Так что живая структура здесь такова (если говорить на языке греческой античности): МИСТЕРИЯ и ТРАГЕДИЯ/комедия. Здесь комедия в знаменателе, в подземелье, то есть на своём месте. Но подземелье становится преисподней, когда надмевается и вылезает в числитель, на главную позицию. Это ж понятно: даже и в цирке клоун не может быть главной фигурой, он лишь вспомогательный элемент при трагически-прекрасной, смертельно-опасной воздушной акробатике. Он здесь нужен в силу нашей немощи – чтоб нам не задохнуться на трагически-высокой ноте.

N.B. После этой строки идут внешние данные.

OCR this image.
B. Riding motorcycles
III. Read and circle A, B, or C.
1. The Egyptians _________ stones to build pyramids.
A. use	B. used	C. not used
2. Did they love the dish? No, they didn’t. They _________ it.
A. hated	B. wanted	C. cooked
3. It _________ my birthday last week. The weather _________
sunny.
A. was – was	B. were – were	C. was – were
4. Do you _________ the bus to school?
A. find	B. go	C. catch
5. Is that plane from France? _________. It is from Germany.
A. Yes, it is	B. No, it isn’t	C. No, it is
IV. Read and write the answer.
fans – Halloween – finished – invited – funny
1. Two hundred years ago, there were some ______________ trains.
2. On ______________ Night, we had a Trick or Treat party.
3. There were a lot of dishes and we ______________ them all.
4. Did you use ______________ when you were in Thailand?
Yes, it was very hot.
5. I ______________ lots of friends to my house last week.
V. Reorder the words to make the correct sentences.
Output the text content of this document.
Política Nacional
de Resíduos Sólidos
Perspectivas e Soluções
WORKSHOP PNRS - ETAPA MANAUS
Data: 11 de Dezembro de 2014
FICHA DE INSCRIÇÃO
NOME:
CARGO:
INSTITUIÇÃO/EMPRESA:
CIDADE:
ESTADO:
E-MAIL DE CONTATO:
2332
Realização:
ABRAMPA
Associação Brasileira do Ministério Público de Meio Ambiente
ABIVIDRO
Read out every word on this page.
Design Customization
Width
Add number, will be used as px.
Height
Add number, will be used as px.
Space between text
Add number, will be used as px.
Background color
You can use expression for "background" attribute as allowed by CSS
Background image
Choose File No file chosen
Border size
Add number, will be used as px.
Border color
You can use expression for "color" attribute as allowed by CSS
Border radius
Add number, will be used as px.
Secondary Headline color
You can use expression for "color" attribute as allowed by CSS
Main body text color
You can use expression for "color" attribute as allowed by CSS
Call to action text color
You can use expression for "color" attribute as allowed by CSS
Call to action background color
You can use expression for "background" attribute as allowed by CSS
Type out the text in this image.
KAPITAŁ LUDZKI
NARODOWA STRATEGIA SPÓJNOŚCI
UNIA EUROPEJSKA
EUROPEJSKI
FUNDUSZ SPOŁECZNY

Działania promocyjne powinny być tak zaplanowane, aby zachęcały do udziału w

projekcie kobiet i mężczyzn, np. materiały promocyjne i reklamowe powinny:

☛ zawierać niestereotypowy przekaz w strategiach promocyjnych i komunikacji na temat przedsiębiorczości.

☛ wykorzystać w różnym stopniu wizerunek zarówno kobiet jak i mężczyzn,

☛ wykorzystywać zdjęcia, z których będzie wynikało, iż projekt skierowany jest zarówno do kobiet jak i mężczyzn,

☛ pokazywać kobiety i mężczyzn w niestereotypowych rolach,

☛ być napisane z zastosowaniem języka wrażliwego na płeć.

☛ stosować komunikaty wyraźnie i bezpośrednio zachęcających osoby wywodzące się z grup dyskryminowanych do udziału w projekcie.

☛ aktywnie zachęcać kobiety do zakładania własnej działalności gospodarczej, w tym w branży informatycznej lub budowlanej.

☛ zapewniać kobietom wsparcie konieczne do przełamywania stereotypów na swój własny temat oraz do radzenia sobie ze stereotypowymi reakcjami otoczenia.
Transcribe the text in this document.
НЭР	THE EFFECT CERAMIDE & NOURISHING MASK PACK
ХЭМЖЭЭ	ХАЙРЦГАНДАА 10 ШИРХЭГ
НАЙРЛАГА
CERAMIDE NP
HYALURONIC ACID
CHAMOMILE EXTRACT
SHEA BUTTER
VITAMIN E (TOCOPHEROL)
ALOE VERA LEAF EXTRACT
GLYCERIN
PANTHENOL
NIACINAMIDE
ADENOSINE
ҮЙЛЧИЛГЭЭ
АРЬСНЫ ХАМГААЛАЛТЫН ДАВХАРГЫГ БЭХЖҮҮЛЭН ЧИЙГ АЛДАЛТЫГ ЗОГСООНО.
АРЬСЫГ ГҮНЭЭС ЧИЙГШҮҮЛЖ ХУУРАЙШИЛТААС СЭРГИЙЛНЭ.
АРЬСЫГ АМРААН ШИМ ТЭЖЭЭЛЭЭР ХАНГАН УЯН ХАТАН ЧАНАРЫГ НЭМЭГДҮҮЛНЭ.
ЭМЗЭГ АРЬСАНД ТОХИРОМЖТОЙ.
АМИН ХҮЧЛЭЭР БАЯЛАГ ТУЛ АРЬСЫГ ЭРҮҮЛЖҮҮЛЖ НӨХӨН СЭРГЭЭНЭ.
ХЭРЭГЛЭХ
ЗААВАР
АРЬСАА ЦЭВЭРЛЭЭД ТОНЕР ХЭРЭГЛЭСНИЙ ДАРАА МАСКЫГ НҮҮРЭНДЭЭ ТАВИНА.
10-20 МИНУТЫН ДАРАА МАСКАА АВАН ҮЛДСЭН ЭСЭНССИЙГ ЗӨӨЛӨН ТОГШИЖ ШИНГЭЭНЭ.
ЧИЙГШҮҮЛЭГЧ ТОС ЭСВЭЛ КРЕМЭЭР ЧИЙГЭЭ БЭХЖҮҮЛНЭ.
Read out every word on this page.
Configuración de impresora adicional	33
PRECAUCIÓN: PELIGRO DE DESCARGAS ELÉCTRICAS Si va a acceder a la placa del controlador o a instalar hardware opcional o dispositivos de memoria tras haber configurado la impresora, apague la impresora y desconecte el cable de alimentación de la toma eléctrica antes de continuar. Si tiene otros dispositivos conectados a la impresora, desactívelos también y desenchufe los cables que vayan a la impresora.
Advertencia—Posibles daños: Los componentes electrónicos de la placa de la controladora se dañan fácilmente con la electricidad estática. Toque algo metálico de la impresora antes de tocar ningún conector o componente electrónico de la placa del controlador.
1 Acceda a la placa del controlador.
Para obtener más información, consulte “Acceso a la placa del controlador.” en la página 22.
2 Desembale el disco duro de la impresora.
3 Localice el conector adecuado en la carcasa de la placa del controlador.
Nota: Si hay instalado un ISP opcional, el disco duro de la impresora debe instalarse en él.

Общество умирает, когда властителем его когда-то высоких дум становится эстрадный клоун, трикстер, забывший своё место. Мы все тогда становимся духовно мертвыми, только не знаем об этом. В православных церковных Таинствах бьют источники живой воды, а мы не знаем об этом. И знать не хотим. Лишь воцерковлённые люди могли создать высокую классику. И слушать её – тоже. А мы… Пьём мёртвую воду мира сего… Пепси-колу и рок-н-ролл.

 "Владеем сокровищем, которому цены нет, и не только не заботимся о том, чтобы это почувствовать, но не знаем даже, где положили его. У хозяина спрашивают показать лучшую вещь в его доме, и сам хозяин не знает, где лежит она. Эта Церковь, которая, как целомудренная дева, сохранилась одна только от времен апостольских в непорочной первоначальной чистоте своей, эта Церковь, которая вся со своими глубокими догматами и малейшими обрядами наружными как бы снесена прямо с Неба для русского народа, которая одна в силах разрешить все узлы недоумения и вопросы наши, … — и эта Церковь нами незнаема! И эту Церковь, созданную для жизни, мы до сих пор не ввели в нашу жизнь!"

Это Гоголь написал полтора столетия назад… Гоголь, которого Белинский за эти слова изругал чуть не матерно. И это "Письмо Белинского к Гоголю" запоем читала и почитала российская интеллигенция. Это, конечно, симптом. Симптом страшной болезни. Красная сыпь. В конце Х1Х века почтенные мужи Екатеринбурга основали публичную городскую библиотеку и нарекли ее именем неистового Виссариона. Сами на головы свои призвали раскаленные угли… Сыпной тиф… Подвалы чрезвычайки…

Мы всё время забываем: оригинальные идеи Ивана Карамазова реализует его брат Смердяков.